A second tornado in Bucks County was later confirmed by the NWS, though not as powerful as the EF3 that brought down the car dealership building. An EF1 tornado tracked through Plumstead Township, Pennsylvania, on Thursday as well, with peak winds of 90 mph.
Severe damage was left behind in a garden center located in Bensalem, Pennsylvania, after a tornado touched down in the area on Thursday, July 29. (Twitter/@PFDSullivan)
"In addition to the reports of tornadoes, there were also numerous reports of wind damage, hail as large as 1.5 inches in diameter and flash flooding from torrential rainfall across eastern Pennsylvania and central New Jersey with the thunderstorms Thursday," AccuWeather Meteorologist Derek Witt said.
Bensalem resident Lindsay Morris told AccuWeather that the intense rain was both sudden in its arrival and departure.
According to reports from the NWS Philadelphia office, a strong thunderstorm passed over the Northeast Philadelphia Airport, just 5 miles from Bensalem, shortly before 7 p.m., dumping over 0.25 of an inch of rain in less than an hour.
"It basically poured buckets and the wind was crazy and then it stopped like someone flipped a switch and the sun came out," Morris said.
Another resident of Bensalem, Amanda Amos, told AccuWeather that she was driving into Bensalem when stormy weather was striking. Tornado alerts were popping up on her car and phone as she drove into the area, and the intensity of rain and wind forced her to pull over due to "zero visibility."
"I thought I was going to be taken away," she said. "All I kept thinking about was strapping myself to a pole with a belt like the movie Twister."
But like Morris, Amos said it went from hectic to calm and sunny in an instant.
The storms that rolled through the region are associated with the same weather system that brought damaging winds, hail and isolated tornadoes to parts of the Midwest during the middle of last week.
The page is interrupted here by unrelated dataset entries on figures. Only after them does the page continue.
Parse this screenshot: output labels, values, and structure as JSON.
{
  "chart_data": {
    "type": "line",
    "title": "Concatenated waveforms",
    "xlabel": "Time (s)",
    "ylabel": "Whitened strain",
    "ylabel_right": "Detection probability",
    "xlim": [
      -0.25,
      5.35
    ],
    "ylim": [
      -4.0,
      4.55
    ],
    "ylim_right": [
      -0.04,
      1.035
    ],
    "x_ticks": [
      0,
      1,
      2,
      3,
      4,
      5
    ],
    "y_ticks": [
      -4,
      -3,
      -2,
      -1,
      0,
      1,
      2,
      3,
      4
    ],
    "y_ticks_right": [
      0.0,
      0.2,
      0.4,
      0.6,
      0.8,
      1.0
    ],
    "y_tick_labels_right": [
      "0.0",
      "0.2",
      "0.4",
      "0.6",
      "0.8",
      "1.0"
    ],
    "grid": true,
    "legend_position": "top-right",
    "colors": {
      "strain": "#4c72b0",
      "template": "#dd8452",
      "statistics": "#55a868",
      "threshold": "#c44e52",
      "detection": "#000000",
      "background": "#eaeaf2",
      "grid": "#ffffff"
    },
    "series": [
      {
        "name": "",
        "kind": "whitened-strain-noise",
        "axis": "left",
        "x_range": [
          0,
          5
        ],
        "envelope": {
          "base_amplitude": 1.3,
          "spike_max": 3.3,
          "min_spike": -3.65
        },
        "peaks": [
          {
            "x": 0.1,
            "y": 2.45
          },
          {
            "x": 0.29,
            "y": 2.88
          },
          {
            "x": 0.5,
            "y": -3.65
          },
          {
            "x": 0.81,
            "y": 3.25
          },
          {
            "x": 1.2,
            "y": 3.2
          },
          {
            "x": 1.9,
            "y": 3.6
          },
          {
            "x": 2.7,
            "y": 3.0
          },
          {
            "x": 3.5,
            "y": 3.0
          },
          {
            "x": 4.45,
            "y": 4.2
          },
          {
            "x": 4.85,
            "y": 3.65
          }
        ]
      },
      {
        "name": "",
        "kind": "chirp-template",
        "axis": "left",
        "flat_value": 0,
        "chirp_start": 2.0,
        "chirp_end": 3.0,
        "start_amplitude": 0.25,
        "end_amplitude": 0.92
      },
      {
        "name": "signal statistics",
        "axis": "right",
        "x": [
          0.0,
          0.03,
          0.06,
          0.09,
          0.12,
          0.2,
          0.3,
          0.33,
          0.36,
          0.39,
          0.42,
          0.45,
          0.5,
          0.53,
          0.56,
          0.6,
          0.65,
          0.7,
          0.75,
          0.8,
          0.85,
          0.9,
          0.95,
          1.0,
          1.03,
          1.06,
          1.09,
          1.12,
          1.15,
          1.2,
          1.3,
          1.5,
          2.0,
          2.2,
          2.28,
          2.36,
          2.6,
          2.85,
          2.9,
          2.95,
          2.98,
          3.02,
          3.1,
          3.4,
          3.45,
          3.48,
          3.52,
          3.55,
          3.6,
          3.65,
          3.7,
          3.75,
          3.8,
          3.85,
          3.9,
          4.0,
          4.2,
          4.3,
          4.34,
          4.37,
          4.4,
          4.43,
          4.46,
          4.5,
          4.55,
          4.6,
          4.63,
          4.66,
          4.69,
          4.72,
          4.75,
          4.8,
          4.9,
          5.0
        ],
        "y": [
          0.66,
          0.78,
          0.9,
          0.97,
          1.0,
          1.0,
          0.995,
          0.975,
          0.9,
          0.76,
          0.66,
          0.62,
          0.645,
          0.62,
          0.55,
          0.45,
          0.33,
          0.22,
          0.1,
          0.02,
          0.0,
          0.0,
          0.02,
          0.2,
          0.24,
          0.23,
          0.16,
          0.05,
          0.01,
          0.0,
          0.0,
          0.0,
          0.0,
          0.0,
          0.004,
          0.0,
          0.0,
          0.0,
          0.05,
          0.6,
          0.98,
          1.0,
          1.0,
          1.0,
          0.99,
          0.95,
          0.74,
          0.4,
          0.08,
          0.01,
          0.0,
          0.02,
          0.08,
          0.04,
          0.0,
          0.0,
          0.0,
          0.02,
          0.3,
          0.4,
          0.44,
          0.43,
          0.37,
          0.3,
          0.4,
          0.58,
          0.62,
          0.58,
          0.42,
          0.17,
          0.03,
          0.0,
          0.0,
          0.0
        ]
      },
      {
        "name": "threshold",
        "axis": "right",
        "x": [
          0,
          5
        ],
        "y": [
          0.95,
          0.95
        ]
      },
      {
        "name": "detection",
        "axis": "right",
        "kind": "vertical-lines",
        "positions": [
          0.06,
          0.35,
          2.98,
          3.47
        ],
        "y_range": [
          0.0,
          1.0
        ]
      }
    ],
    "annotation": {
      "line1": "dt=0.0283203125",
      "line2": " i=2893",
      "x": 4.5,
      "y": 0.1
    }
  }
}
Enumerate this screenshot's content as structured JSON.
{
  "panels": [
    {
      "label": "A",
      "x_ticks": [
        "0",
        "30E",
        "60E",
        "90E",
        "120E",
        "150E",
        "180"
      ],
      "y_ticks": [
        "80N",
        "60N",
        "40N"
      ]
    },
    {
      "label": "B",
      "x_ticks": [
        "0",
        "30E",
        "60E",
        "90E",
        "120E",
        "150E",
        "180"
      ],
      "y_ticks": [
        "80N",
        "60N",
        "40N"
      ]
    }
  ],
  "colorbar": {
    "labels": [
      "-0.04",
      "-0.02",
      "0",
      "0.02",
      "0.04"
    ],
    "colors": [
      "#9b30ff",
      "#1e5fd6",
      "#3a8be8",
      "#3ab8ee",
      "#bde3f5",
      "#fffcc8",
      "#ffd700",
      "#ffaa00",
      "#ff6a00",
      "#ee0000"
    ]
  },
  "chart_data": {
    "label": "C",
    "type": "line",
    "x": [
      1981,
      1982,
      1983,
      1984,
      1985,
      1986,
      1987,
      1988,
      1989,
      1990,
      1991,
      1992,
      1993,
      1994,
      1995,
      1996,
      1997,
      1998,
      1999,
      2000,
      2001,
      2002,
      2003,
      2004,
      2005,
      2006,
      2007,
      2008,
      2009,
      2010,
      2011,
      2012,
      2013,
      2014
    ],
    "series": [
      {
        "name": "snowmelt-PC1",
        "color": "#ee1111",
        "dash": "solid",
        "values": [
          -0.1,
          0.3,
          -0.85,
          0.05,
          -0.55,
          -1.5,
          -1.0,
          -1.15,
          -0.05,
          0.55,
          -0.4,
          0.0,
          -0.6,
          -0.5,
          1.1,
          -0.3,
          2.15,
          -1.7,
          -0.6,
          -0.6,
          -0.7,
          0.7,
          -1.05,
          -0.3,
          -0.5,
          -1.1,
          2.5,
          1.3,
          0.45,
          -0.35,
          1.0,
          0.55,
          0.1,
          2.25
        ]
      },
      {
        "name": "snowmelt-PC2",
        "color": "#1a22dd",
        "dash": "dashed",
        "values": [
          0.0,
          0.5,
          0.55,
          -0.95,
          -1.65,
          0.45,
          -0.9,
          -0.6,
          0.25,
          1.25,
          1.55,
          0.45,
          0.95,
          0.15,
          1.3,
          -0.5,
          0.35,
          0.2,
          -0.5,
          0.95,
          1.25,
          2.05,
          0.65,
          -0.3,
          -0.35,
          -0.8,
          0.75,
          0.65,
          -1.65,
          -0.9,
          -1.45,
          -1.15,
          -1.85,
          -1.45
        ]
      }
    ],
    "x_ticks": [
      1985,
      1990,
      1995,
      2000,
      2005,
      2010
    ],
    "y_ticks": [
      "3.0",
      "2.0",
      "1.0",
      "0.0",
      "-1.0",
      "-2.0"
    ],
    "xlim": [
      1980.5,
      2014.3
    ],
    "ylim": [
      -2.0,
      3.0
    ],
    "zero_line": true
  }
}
There was a total of six preliminary tornado reports last Thursday across Ohio and Pennsylvania, with a seventh in Illinois.
NWS storm survey teams confirmed at least four tornadoes had tracked through New Jersey on Thursday evening.
Damage from an EF0 was confirmed in Verona, located in Essex County, New Jersey, with winds of up to 65 mph, and along with an EF1 and an EF2 tornado in Ocean County, New Jersey. The EF2 tornado, which had tracked through Waretown to Barnegate Light, was upgraded from an EF1 rating to its current status after it was found to have peak winds of up to 115 mph.
An EF2 tornado was confirmed to have tracked from near New Hope, Pennsylvania, before crossing the Delaware River into Mercer County, New Jersey.
Two other EF1 tornadoes, one in Jefferson County, Ohio, and the other in Somerset County, Pennsylvania, were also confirmed on Friday.
On Saturday, a storm survey confirmed a powerful EF0 tornado had torn through Slatington in Lehigh County, Pennsylvania, with winds of up to 85 mph. On Sunday, another storm survey turned up an additional tornado in Lehigh County. This EF1 tornado with peak winds of 90 mph was on the ground for over a mile and a half in the western portion of the county.